Sunday, May 23, 2004

intimate strangers

I keep looking for a single story that will distill this weekend's reunion into a cogent thought, and I can't come up with one. There wasn't really any singularly representative moment or anything profound like that, and even the usual cop-out route I take with this stuff -- jamming sixty million snippets of description into one sentence and not explaining any of them -- isn't going to work. Summary: I had a really wonderful time. Chalk another victory up to low expectations, seriously -- it was a hundred times better than I imagined.

And it's not like things were perfect in my life when I lived there, and it's not like they were perfect when I went back this weekend. I'm not whitewashing. But something about being at Wesleyan... it was fun and funny to see the random acquaintences, but my college friends, including and almost especially the ones I don't keep in great touch with and don't really need to, make me feel more like myself than I usually do. They open me somehow. I feel grounded. Safe and whole.
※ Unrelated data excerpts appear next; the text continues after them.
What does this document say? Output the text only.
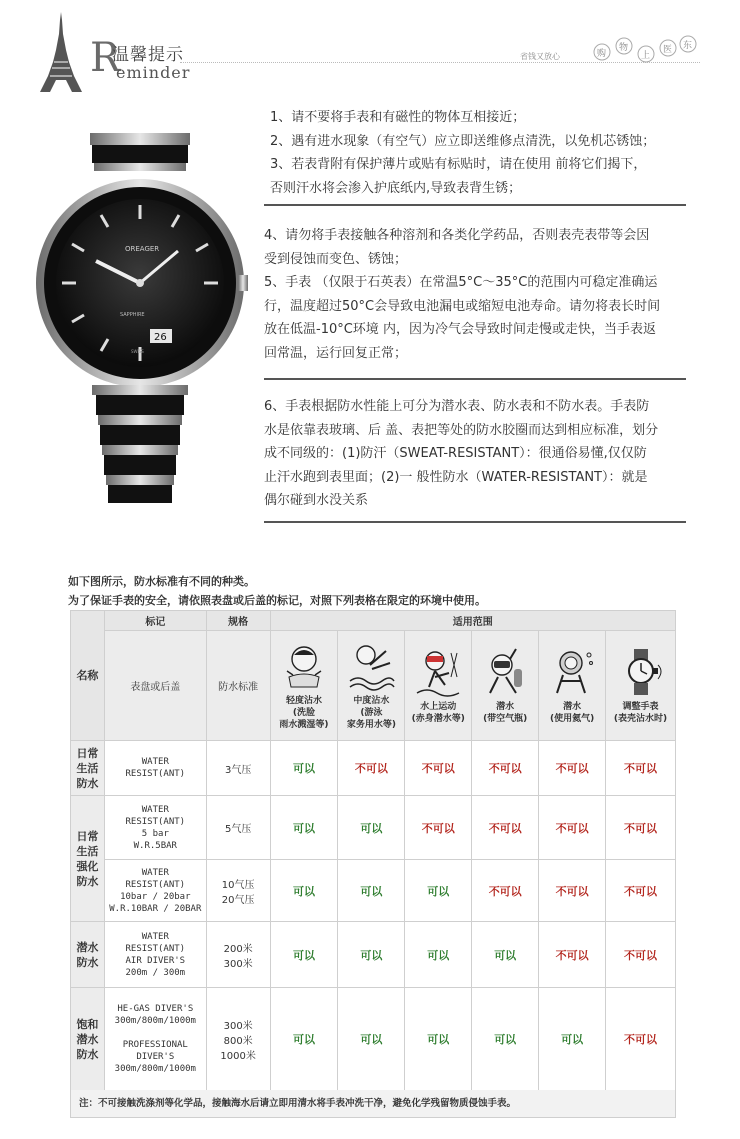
R
温馨提示
eminder
省钱又放心	购
物
上
医 东
26
OREAGER
SAPPHIRE
SWISS
1、请不要将手表和有磁性的物体互相接近；
2、遇有进水现象（有空气）应立即送维修点清洗，以免机芯锈蚀；
3、若表背附有保护薄片或贴有标贴时，请在使用 前将它们揭下，
否则汗水将会渗入护底纸内,导致表背生锈；
4、请勿将手表接触各种溶剂和各类化学药品，否则表壳表带等会因
受到侵蚀而变色、锈蚀；
5、手表 （仅限于石英表）在常温5°C～35°C的范围内可稳定准确运
行，温度超过50°C会导致电池漏电或缩短电池寿命。请勿将表长时间
放在低温-10°C环境 内，因为冷气会导致时间走慢或走快，当手表返
回常温，运行回复正常；
6、手表根据防水性能上可分为潜水表、防水表和不防水表。手表防
水是依靠表玻璃、后 盖、表把等处的防水胶圈而达到相应标准，划分
成不同级的：(1)防汗（SWEAT-RESISTANT）：很通俗易懂,仅仅防
止汗水跑到表里面；(2)一 般性防水（WATER-RESISTANT）：就是
偶尔碰到水没关系
如下图所示，防水标准有不同的种类。
为了保证手表的安全，请依照表盘或后盖的标记，对照下列表格在限定的环境中使用。
名称	标记	规格	适用范围					
	表盘或后盖	防水标准	轻度沾水
(洗脸
雨水溅湿等)	中度沾水
(游泳
家务用水等)	水上运动
(赤身潜水等)	潜水
(带空气瓶)	潜水
(使用氦气)	调整手表
(表壳沾水时)

日常
生活
防水	WATER
RESIST(ANT)	3气压	可以	不可以	不可以	不可以	不可以	不可以
日常
生活
强化
防水	WATER
RESIST(ANT)
5 bar
W.R.5BAR	5气压	可以	可以	不可以	不可以	不可以	不可以
	WATER
RESIST(ANT)
10bar / 20bar
W.R.10BAR / 20BAR	10气压
20气压	可以	可以	可以	不可以	不可以	不可以
潜水
防水	WATER
RESIST(ANT)
AIR DIVER'S
200m / 300m	200米
300米	可以	可以	可以	可以	不可以	不可以
饱和
潜水
防水	HE-GAS DIVER'S
300m/800m/1000m

PROFESSIONAL
DIVER'S
300m/800m/1000m	300米
800米
1000米	可以	可以	可以	可以	可以	不可以
注：不可接触洗涤剂等化学品，接触海水后请立即用清水将手表冲洗干净，避免化学残留物质侵蚀手表。
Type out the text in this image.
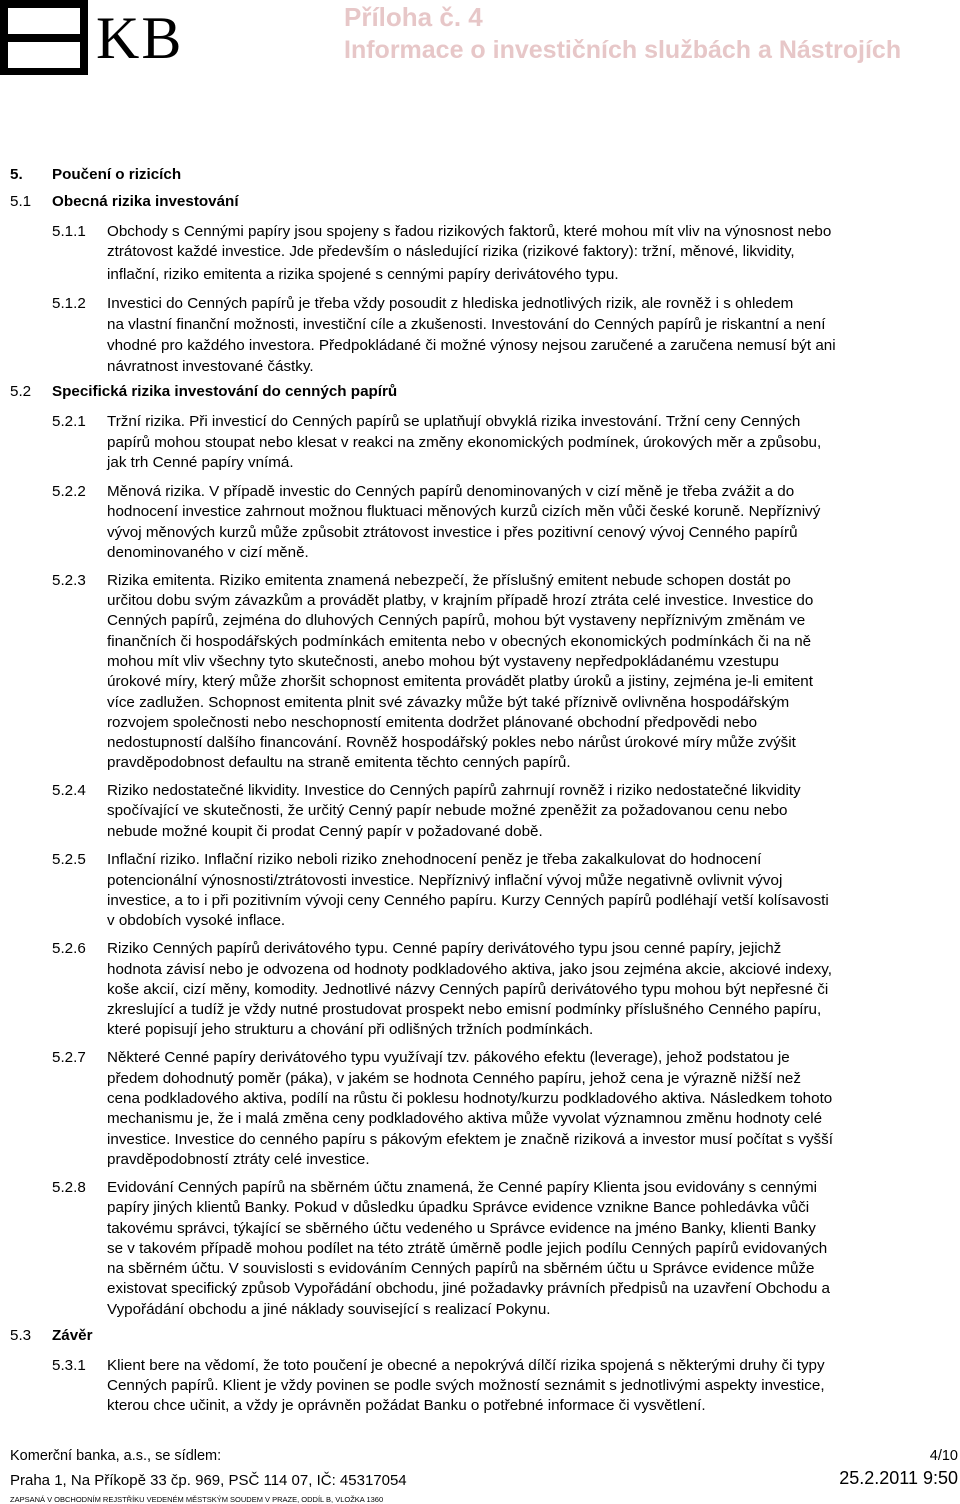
KB	Příloha č. 4
Informace o investičních službách a Nástrojích
5. Poučení o rizicích
5.1 Obecná rizika investování
5.1.1 Obchody s Cennými papíry jsou spojeny s řadou rizikových faktorů, které mohou mít vliv na výnosnost nebo
ztrátovost každé investice. Jde především o následující rizika (rizikové faktory): tržní, měnové, likvidity,
inflační, riziko emitenta a rizika spojené s cennými papíry derivátového typu.
5.1.2 Investici do Cenných papírů je třeba vždy posoudit z hlediska jednotlivých rizik, ale rovněž i s ohledem
na vlastní finanční možnosti, investiční cíle a zkušenosti. Investování do Cenných papírů je riskantní a není
vhodné pro každého investora. Předpokládané či možné výnosy nejsou zaručené a zaručena nemusí být ani
návratnost investované částky.
5.2 Specifická rizika investování do cenných papírů
5.2.1 Tržní rizika. Při investicí do Cenných papírů se uplatňují obvyklá rizika investování. Tržní ceny Cenných
papírů mohou stoupat nebo klesat v reakci na změny ekonomických podmínek, úrokových měr a způsobu,
jak trh Cenné papíry vnímá.
5.2.2 Měnová rizika. V případě investic do Cenných papírů denominovaných v cizí měně je třeba zvážit a do
hodnocení investice zahrnout možnou fluktuaci měnových kurzů cizích měn vůči české koruně. Nepříznivý
vývoj měnových kurzů může způsobit ztrátovost investice i přes pozitivní cenový vývoj Cenného papírů
denominovaného v cizí měně.
5.2.3 Rizika emitenta. Riziko emitenta znamená nebezpečí, že příslušný emitent nebude schopen dostát po
určitou dobu svým závazkům a provádět platby, v krajním případě hrozí ztráta celé investice. Investice do
Cenných papírů, zejména do dluhových Cenných papírů, mohou být vystaveny nepříznivým změnám ve
finančních či hospodářských podmínkách emitenta nebo v obecných ekonomických podmínkách či na ně
mohou mít vliv všechny tyto skutečnosti, anebo mohou být vystaveny nepředpokládanému vzestupu
úrokové míry, který může zhoršit schopnost emitenta provádět platby úroků a jistiny, zejména je-li emitent
více zadlužen. Schopnost emitenta plnit své závazky může být také příznivě ovlivněna hospodářským
rozvojem společnosti nebo neschopností emitenta dodržet plánované obchodní předpovědi nebo
nedostupností dalšího financování. Rovněž hospodářský pokles nebo nárůst úrokové míry může zvýšit
pravděpodobnost defaultu na straně emitenta těchto cenných papírů.
5.2.4 Riziko nedostatečné likvidity. Investice do Cenných papírů zahrnují rovněž i riziko nedostatečné likvidity
spočívající ve skutečnosti, že určitý Cenný papír nebude možné zpeněžit za požadovanou cenu nebo
nebude možné koupit či prodat Cenný papír v požadované době.
5.2.5 Inflační riziko. Inflační riziko neboli riziko znehodnocení peněz je třeba zakalkulovat do hodnocení
potencionální výnosnosti/ztrátovosti investice. Nepříznivý inflační vývoj může negativně ovlivnit vývoj
investice, a to i při pozitivním vývoji ceny Cenného papíru. Kurzy Cenných papírů podléhají vetší kolísavosti
v obdobích vysoké inflace.
5.2.6 Riziko Cenných papírů derivátového typu. Cenné papíry derivátového typu jsou cenné papíry, jejichž
hodnota závisí nebo je odvozena od hodnoty podkladového aktiva, jako jsou zejména akcie, akciové indexy,
koše akcií, cizí měny, komodity. Jednotlivé názvy Cenných papírů derivátového typu mohou být nepřesné či
zkreslující a tudíž je vždy nutné prostudovat prospekt nebo emisní podmínky příslušného Cenného papíru,
které popisují jeho strukturu a chování při odlišných tržních podmínkách.
5.2.7 Některé Cenné papíry derivátového typu využívají tzv. pákového efektu (leverage), jehož podstatou je
předem dohodnutý poměr (páka), v jakém se hodnota Cenného papíru, jehož cena je výrazně nižší než
cena podkladového aktiva, podílí na růstu či poklesu hodnoty/kurzu podkladového aktiva. Následkem tohoto
mechanismu je, že i malá změna ceny podkladového aktiva může vyvolat významnou změnu hodnoty celé
investice. Investice do cenného papíru s pákovým efektem je značně riziková a investor musí počítat s vyšší
pravděpodobností ztráty celé investice.
5.2.8 Evidování Cenných papírů na sběrném účtu znamená, že Cenné papíry Klienta jsou evidovány s cennými
papíry jiných klientů Banky. Pokud v důsledku úpadku Správce evidence vznikne Bance pohledávka vůči
takovému správci, týkající se sběrného účtu vedeného u Správce evidence na jméno Banky, klienti Banky
se v takovém případě mohou podílet na této ztrátě úměrně podle jejich podílu Cenných papírů evidovaných
na sběrném účtu. V souvislosti s evidováním Cenných papírů na sběrném účtu u Správce evidence může
existovat specifický způsob Vypořádání obchodu, jiné požadavky právních předpisů na uzavření Obchodu a
Vypořádání obchodu a jiné náklady související s realizací Pokynu.
5.3 Závěr
5.3.1 Klient bere na vědomí, že toto poučení je obecné a nepokrývá dílčí rizika spojená s některými druhy či typy
Cenných papírů. Klient je vždy povinen se podle svých možností seznámit s jednotlivými aspekty investice,
kterou chce učinit, a vždy je oprávněn požádat Banku o potřebné informace či vysvětlení.
Komerční banka, a.s., se sídlem:
Praha 1, Na Příkopě 33 čp. 969, PSČ 114 07, IČ: 45317054
ZAPSANÁ V OBCHODNÍM REJSTŘÍKU VEDENÉM MĚSTSKÝM SOUDEM V PRAZE, ODDÍL B, VLOŽKA 1360
4/10
25.2.2011 9:50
You know what was the craziest part? The way everything smelled. UNBELIEVABLE. I know smell is supposed to be that kind of sense, that puts you right back where you were, but oh my god. The cafeteria, the hallway of my freshman year dorm, the mailroom, the courtyard in front of the COL building, the trees behind the hill in the center of campus. Incredible.

I'm totally blathering now. I didn't get eight hours of sleep if you add Friday and Saturday nights together. I'm going to watch crazy mobsters kill each other and then I'm going to bed. I wonder if some day a long time from now I'll walk into this house and it'll smell the same and I'll feel this way.